Un limpiador natural y económico con cáscaras de naranja
Usos prácticos de las cáscaras de naranja
Las naranjas son valoradas no solo por su alto contenido en vitamina C y sus propiedades antioxidantes, sino también por los beneficios que aportan a la salud, como la reducción del estrés y la mejora de la digestión. Su temporada principal va de diciembre a febrero, y además contienen magnesio y potasio, minerales esenciales para el organismo. Más allá de su valor nutricional, las cáscaras de naranja tienen aplicaciones muy útiles en el hogar gracias a su ácido cítrico.
Cómo convertir las cáscaras de naranja en un limpiador casero
Para preparar un limpiador natural usando cáscaras de naranja, sigue estos pasos:
- Pelado de la naranja: Pela la naranja cuidadosamente para obtener tiras largas de cáscara. Puedes cortar los extremos, separar la piel con una cuchara y luego hacer un corte vertical para retirar la piel en una sola pieza.

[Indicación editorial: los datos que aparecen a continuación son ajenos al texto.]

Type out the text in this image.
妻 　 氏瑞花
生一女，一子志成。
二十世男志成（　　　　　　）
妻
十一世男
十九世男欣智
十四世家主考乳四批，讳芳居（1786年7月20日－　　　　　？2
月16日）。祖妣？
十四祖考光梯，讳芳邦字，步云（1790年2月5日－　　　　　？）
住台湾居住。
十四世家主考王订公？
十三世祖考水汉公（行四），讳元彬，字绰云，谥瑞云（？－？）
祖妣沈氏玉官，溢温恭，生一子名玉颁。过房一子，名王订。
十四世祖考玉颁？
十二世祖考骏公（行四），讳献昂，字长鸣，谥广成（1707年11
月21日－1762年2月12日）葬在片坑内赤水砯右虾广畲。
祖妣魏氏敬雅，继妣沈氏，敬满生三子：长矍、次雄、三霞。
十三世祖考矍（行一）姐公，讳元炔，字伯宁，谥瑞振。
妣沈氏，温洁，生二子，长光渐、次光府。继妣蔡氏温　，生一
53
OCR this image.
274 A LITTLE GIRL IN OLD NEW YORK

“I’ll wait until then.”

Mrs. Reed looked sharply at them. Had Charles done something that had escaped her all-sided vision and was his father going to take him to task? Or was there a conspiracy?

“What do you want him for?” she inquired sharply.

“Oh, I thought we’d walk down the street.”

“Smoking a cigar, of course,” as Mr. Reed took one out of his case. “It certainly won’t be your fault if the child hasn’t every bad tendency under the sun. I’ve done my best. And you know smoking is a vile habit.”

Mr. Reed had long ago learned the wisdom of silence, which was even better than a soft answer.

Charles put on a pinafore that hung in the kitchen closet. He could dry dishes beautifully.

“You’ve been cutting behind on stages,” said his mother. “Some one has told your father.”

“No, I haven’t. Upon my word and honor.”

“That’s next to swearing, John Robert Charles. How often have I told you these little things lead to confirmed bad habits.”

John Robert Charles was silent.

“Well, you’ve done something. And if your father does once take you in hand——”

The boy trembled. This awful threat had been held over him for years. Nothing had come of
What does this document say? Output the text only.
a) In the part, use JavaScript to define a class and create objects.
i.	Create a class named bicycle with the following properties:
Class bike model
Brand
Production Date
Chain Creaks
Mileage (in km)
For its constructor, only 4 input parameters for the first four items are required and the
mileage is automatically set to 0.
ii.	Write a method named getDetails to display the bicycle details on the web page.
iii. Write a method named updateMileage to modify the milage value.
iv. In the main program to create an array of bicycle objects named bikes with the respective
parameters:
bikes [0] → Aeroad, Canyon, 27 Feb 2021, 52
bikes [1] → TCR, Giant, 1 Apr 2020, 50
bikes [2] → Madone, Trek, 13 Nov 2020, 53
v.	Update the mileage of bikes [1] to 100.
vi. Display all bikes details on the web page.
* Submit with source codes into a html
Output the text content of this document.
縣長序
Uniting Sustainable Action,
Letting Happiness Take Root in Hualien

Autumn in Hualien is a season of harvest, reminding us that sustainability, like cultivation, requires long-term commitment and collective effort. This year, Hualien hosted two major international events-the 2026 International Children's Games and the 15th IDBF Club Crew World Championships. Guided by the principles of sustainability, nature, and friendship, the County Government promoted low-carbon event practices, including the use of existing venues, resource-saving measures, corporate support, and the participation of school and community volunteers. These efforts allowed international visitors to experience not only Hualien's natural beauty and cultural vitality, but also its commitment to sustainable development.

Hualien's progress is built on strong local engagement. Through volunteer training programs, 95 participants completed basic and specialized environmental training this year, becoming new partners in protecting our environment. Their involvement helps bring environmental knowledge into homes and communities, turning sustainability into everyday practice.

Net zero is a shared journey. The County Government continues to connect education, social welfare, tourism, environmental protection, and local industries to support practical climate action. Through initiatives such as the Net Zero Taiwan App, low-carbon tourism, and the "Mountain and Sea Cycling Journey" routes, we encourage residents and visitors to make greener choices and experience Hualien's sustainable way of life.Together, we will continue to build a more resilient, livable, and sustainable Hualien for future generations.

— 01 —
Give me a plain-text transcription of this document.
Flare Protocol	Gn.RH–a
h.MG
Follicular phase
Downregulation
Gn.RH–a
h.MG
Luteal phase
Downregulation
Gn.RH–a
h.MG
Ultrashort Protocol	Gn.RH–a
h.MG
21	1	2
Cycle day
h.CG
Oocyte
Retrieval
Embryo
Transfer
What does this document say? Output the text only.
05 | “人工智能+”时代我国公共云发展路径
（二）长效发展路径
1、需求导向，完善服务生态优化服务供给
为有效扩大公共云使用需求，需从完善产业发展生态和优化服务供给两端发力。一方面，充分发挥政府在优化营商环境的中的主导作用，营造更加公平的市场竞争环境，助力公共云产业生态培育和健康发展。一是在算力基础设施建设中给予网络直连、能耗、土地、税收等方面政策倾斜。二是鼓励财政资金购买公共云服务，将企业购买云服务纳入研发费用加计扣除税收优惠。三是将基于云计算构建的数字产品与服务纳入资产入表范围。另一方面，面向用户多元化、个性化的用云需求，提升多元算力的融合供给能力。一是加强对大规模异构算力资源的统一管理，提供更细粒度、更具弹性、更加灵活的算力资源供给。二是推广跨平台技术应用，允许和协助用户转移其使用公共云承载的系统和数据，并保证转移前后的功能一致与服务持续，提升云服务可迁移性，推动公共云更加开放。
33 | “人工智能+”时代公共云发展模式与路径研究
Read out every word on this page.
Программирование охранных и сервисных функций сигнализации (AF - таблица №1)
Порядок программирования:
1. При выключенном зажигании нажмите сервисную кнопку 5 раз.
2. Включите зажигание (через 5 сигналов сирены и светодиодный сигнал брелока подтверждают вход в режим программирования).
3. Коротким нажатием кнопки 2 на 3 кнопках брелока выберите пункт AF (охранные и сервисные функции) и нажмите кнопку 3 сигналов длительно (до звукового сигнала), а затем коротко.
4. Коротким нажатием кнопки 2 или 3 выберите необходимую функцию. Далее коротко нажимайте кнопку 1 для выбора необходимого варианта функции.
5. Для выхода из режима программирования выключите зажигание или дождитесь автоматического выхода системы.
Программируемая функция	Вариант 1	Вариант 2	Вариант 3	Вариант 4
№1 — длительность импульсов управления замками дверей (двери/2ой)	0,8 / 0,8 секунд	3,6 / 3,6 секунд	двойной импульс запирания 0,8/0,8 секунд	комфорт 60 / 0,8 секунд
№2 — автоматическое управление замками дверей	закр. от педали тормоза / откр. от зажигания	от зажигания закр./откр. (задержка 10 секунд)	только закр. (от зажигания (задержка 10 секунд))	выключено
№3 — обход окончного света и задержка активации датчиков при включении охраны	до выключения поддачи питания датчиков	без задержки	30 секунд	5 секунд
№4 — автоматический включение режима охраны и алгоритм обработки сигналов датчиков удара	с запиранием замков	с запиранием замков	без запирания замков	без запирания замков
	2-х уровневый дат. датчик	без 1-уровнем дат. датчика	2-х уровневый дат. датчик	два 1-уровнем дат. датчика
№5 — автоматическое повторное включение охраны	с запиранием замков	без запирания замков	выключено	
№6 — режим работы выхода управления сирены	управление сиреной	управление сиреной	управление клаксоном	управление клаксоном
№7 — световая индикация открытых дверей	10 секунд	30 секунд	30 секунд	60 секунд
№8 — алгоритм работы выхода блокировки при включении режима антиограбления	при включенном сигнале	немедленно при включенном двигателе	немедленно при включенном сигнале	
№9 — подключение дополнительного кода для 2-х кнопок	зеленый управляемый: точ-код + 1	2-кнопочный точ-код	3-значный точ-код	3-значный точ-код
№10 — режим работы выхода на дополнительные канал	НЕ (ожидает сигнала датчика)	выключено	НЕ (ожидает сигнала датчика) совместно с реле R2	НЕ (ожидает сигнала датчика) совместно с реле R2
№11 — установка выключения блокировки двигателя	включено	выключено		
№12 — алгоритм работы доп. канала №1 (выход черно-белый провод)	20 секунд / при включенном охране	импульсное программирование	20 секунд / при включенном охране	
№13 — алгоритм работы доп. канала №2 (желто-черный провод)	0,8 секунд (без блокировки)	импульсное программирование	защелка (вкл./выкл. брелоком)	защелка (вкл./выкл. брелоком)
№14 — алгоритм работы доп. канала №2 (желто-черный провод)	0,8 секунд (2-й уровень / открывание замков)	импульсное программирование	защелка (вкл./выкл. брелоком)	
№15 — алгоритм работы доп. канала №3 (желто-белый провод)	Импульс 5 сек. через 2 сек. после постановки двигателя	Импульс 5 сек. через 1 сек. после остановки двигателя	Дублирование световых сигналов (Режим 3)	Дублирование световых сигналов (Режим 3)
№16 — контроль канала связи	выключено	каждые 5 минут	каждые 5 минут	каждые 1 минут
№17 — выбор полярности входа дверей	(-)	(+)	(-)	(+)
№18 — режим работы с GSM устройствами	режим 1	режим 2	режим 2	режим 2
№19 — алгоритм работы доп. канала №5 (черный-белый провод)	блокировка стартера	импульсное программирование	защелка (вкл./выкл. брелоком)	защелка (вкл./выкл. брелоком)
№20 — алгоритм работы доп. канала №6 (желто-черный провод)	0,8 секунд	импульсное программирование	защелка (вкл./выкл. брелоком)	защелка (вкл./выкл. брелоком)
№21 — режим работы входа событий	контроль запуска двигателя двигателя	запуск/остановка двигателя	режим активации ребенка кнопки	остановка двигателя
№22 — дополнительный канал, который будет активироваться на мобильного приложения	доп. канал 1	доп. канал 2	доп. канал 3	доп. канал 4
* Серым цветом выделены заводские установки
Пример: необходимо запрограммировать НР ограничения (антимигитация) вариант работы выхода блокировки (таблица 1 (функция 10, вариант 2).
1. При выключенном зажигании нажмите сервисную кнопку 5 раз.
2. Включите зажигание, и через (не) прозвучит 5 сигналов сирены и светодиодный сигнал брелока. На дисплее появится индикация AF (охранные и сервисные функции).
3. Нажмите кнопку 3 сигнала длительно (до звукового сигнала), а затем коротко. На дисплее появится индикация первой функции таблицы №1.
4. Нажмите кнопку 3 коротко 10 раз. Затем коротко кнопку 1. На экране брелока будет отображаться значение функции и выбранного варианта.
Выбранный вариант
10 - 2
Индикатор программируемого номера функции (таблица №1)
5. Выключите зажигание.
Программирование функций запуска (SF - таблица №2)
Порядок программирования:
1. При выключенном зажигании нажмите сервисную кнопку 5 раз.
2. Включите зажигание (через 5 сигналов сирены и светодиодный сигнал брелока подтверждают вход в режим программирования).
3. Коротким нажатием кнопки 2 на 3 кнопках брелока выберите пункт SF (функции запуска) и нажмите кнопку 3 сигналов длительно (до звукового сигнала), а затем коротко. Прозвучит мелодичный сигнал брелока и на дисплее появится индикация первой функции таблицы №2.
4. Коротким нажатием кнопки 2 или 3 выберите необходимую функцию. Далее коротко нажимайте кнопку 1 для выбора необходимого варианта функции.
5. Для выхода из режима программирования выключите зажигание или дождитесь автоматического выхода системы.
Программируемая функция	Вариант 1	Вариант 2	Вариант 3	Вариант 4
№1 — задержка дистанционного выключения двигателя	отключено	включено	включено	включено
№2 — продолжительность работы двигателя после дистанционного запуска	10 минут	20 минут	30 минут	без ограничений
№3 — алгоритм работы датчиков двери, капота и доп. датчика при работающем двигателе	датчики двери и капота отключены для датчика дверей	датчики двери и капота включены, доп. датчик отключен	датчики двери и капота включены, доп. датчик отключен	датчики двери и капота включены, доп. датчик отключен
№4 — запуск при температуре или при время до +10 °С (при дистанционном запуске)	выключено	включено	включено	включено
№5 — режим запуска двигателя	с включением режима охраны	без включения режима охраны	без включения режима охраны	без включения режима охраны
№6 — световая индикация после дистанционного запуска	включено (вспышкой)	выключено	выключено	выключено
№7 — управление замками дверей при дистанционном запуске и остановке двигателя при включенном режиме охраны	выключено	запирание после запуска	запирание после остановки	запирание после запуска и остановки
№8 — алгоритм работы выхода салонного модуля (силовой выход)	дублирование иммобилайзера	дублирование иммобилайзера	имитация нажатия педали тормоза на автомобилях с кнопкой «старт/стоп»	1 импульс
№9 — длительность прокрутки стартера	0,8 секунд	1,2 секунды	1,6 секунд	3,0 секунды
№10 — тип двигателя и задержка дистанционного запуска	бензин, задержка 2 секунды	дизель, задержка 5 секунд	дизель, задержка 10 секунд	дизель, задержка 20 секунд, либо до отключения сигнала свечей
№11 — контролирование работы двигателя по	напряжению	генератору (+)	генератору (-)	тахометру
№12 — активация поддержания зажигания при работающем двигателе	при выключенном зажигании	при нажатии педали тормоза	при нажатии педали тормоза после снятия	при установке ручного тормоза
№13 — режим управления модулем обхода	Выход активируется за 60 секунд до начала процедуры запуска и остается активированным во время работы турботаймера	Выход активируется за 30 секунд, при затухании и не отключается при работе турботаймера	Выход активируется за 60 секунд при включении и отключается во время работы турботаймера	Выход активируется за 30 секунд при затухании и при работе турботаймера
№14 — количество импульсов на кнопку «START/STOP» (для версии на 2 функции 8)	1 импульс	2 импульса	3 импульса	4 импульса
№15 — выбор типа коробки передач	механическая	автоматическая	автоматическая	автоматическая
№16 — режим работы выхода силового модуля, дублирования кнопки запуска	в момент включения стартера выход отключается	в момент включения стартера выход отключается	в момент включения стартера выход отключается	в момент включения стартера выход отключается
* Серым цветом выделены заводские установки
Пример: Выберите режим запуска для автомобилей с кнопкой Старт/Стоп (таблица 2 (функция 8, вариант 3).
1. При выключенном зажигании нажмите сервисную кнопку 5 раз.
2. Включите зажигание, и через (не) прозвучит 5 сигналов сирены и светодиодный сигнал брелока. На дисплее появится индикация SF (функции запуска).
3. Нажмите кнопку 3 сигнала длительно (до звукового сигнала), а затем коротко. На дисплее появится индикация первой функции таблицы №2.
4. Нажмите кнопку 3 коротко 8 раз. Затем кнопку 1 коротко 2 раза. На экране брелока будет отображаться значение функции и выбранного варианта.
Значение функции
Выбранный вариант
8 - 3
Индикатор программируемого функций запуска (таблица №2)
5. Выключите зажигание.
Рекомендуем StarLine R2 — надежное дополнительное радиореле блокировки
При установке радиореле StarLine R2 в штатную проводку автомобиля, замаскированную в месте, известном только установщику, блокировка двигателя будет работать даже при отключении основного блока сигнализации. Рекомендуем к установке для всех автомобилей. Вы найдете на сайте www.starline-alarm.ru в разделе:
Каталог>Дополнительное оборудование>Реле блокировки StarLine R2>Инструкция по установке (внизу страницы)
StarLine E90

- Limpieza de las cáscaras: Lava las cáscaras con agua y un poco de sal para eliminar posibles residuos de pesticidas o insectos.
- Preparación del limpiador:
- Coloca las cáscaras limpias en una botella de plástico limpia, llenándola hasta la mitad.
- Agrega una cucharadita de bicarbonato de sodio a la botella.
- Rellena la botella con agua, dejando un espacio en la parte superior para que se permita la fermentación.
- Fermentación: Deja el recipiente en un lugar seco y protegido del sol directo durante unos tres días. Abre la tapa cada día para liberar los gases acumulados.
Uso de tu limpiador casero
Una vez listo, la combinación del ácido cítrico de las cáscaras de naranja con el bicarbonato crea una solución de limpieza potente. Es ideal para lavar platos y limpiar superficies de la cocina, ofreciendo una alternativa natural, efectiva y económica frente a los productos comerciales.